Four threatened plants are found along the river including Goodenia quadrifida, Schoutenia ovata and the endangered Cycas armstrongii and Helicteres macrothrix.

The riparian vegetation found on the upper catchment includes mixed woodlands of pandanus, wattle, paperbark and freshwater mangroves with an understorey of grass and sedges.
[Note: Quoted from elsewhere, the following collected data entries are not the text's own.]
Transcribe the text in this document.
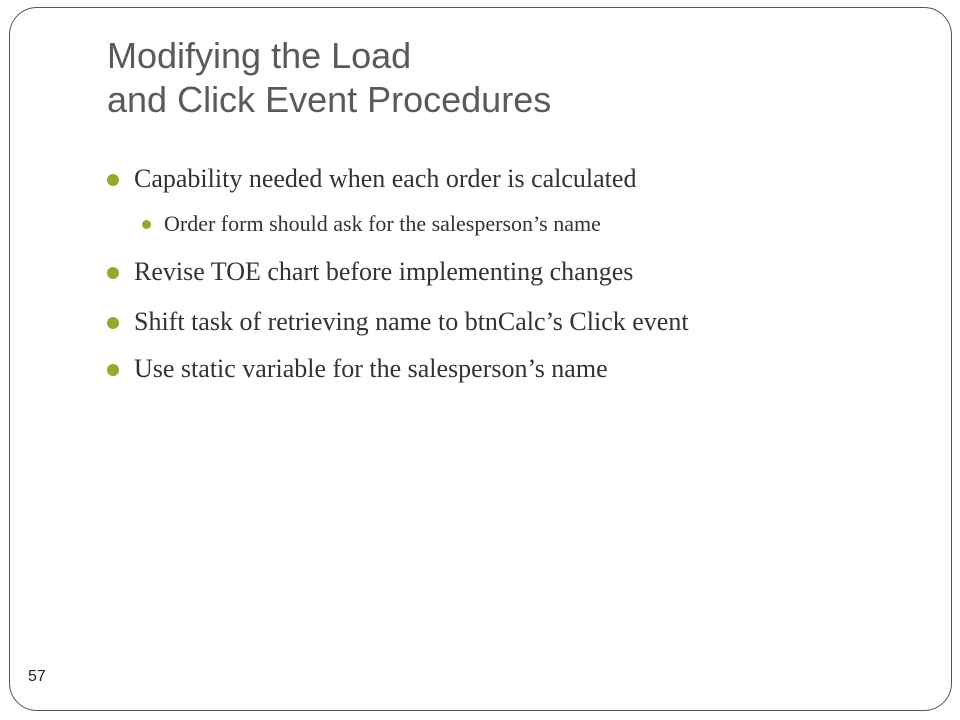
Modifying the Load
and Click Event Procedures
Capability needed when each order is calculated
Order form should ask for the salesperson’s name
Revise TOE chart before implementing changes
Shift task of retrieving name to btnCalc’s Click event
Use static variable for the salesperson’s name
57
Weeds are becoming problematic with shrub horehounds, spiny head sida and wild passion fruit vine featuring.

34 species of fish are found in the river, including the Macleay's glassfish, barred grunter, sooty grunter, fly-specked hardyhead, toothless catfish, flathead goby, spangled perch, barramundi, oxeye herring, rainbowfish, black-banded rainbowfish, northern trout gudgeon, bony bream, catfish, Hyrtl's tandan, freshwater longtom, seven-spot archerfish and the sleepy cod.

Two threatened goanna species, Varanus mertensi and Varanus panoptes, are found along the river, as is the vulnerable yellow-snouted gecko (Lucasium occultum).

==History==
The traditional owners of the area are the Wulwulam people in the south and the Limilngan people in the Northern floodplain country.

The river was named by John McDouall Stuart in 1862. He wrote in his diary "Country burning all round. Lat 13°38'24". This branch I have named the Mary, in honour of Miss Mary Chambers." Stuart always believed that the Mary was a branch of the Adelaide river and always referred to it as "The Mary, Adelaide river".